Por primera vez, el gobierno de Estados Unidos sancionó este viernes al gobernante cubano Miguel Díaz-Canel por su implicación en “graves violaciones de los derechos humanos”, en el marco del aniversario de las protestas del 11 de julio de 2021 en la isla. La medida, anunciada por el Departamento de Estado, incluye la prohibición de entrada al país tanto para el mandatario como para sus familiares directos.
En una declaración exclusiva al Miami Herald, funcionarios de la administración Trump declararon que las sanciones fueron impuestas bajo una cláusula de la Ley de Asignaciones del Departamento de Estado para el año fiscal 2025, que inhabilita el ingreso al país a funcionarios extranjeros involucrados en corrupción significativa o abusos a los derechos humanos.
Junto a Díaz-Canel también fueron sancionados el ministro de Defensa, Álvaro López Miera, y el ministro del Interior, Lázaro Alberto Álvarez Casas, así como sus respectivos familiares cercanos.

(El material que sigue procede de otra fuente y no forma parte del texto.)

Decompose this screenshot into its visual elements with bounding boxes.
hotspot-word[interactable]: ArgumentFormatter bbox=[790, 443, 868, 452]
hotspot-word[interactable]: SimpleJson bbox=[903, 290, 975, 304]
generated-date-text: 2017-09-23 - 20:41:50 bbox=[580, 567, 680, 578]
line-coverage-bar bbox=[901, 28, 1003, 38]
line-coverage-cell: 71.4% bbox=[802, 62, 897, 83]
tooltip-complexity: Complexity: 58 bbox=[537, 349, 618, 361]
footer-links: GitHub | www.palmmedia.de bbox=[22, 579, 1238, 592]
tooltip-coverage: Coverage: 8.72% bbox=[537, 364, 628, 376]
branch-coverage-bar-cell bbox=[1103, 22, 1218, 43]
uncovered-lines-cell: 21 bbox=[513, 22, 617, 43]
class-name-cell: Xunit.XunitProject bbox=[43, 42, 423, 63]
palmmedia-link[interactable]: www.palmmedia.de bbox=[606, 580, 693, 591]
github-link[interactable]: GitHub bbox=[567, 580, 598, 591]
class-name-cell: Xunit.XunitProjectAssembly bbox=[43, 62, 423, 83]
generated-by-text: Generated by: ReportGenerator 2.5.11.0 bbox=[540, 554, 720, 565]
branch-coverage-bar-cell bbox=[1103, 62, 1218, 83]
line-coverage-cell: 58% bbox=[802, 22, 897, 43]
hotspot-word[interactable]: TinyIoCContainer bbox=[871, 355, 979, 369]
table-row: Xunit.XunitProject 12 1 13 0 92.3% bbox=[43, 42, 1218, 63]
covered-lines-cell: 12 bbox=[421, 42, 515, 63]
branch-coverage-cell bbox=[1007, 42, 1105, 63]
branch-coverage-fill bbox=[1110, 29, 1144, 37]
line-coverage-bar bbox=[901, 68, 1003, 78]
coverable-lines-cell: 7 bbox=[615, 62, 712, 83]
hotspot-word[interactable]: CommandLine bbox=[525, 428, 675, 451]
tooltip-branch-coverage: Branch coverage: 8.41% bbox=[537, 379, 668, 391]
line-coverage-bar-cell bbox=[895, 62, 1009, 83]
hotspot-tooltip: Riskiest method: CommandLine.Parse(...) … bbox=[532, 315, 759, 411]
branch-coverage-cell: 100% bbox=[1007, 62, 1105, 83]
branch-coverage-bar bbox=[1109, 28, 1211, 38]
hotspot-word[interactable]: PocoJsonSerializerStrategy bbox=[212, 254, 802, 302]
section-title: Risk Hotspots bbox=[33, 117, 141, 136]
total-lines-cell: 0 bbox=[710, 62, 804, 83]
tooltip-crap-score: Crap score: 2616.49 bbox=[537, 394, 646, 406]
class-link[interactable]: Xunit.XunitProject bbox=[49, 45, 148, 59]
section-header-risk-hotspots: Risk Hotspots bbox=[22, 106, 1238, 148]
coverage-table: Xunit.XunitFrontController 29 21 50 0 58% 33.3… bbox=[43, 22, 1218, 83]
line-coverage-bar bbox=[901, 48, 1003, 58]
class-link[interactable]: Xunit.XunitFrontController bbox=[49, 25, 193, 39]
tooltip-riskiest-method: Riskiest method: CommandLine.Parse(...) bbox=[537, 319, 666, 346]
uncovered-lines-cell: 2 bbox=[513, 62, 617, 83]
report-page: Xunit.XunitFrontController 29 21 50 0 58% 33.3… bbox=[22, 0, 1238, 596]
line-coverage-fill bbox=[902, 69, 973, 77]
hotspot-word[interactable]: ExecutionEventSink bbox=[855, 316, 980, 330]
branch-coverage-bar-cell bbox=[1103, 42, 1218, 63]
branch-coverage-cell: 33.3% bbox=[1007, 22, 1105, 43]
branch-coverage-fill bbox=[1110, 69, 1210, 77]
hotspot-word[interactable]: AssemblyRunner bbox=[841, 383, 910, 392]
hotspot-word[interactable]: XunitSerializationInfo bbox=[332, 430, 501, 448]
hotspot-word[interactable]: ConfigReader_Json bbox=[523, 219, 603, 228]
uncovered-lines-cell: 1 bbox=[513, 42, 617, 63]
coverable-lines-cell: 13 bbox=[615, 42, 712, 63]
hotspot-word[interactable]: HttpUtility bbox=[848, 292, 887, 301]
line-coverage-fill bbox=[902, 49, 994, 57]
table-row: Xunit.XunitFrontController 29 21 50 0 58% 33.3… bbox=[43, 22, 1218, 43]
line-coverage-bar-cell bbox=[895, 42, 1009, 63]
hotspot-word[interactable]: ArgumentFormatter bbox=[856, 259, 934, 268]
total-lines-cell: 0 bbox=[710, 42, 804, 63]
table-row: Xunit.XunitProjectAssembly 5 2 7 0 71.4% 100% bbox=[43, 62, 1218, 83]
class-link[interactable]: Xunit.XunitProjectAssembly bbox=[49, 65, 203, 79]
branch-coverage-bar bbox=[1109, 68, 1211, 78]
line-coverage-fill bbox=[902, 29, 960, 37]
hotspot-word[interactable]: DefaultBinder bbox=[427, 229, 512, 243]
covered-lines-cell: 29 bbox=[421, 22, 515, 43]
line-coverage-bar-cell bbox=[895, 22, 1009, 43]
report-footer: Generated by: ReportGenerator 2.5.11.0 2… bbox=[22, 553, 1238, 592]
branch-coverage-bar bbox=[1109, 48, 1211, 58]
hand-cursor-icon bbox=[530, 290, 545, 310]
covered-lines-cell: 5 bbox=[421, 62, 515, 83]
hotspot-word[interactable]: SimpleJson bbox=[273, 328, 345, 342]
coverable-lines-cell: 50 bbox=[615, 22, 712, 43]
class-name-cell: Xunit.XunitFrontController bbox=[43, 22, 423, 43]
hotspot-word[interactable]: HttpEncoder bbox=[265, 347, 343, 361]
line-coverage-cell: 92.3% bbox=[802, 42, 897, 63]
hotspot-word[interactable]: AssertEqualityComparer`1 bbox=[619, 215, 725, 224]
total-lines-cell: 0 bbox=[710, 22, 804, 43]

La administración estadounidense sostuvo que estas sanciones forman parte de su compromiso con la rendición de cuentas del régimen cubano por la represión brutal tras las manifestaciones de 2021. “Estados Unidos nunca olvidará la tenacidad del pueblo cubano hace cuatro años mientras exigía libertad y un futuro libre de tiranía”, expresó un alto funcionario al Miami Herald.
Además, se impusieron restricciones de visado a varios funcionarios judiciales y penitenciarios cubanos no identificados, acusados de ser responsables o cómplices de detenciones arbitrarias y actos de tortura contra los manifestantes del 11J. Por motivos de confidencialidad migratoria, no se dieron a conocer los nombres de los afectados.
Como parte de la ofensiva diplomática, el Departamento de Estado también actualizó su Lista de Alojamientos Prohibidos en Cuba, añadiendo once nuevos hoteles, incluyendo propiedades de lujo recientemente inauguradas en La Habana, vinculadas al conglomerado militar GAESA.
Estas sanciones podrían impedir que Díaz-Canel asista a eventos internacionales, como la Asamblea General de la ONU, donde ha estado presente en ocasiones anteriores. Su mandato presidencial está previsto que finalice en 2028.
La medida también revive antecedentes similares: en 2019, el expresidente Donald Trump aplicó sanciones comparables a Raúl Castro y sus hijos.
Con esta decisión, Washington refuerza su política de presión contra la cúpula gobernante de Cuba y reitera su condena a la represión sistemática contra opositores, muchos de los cuales aún permanecen encarcelados por su participación en las protestas de julio de 2021.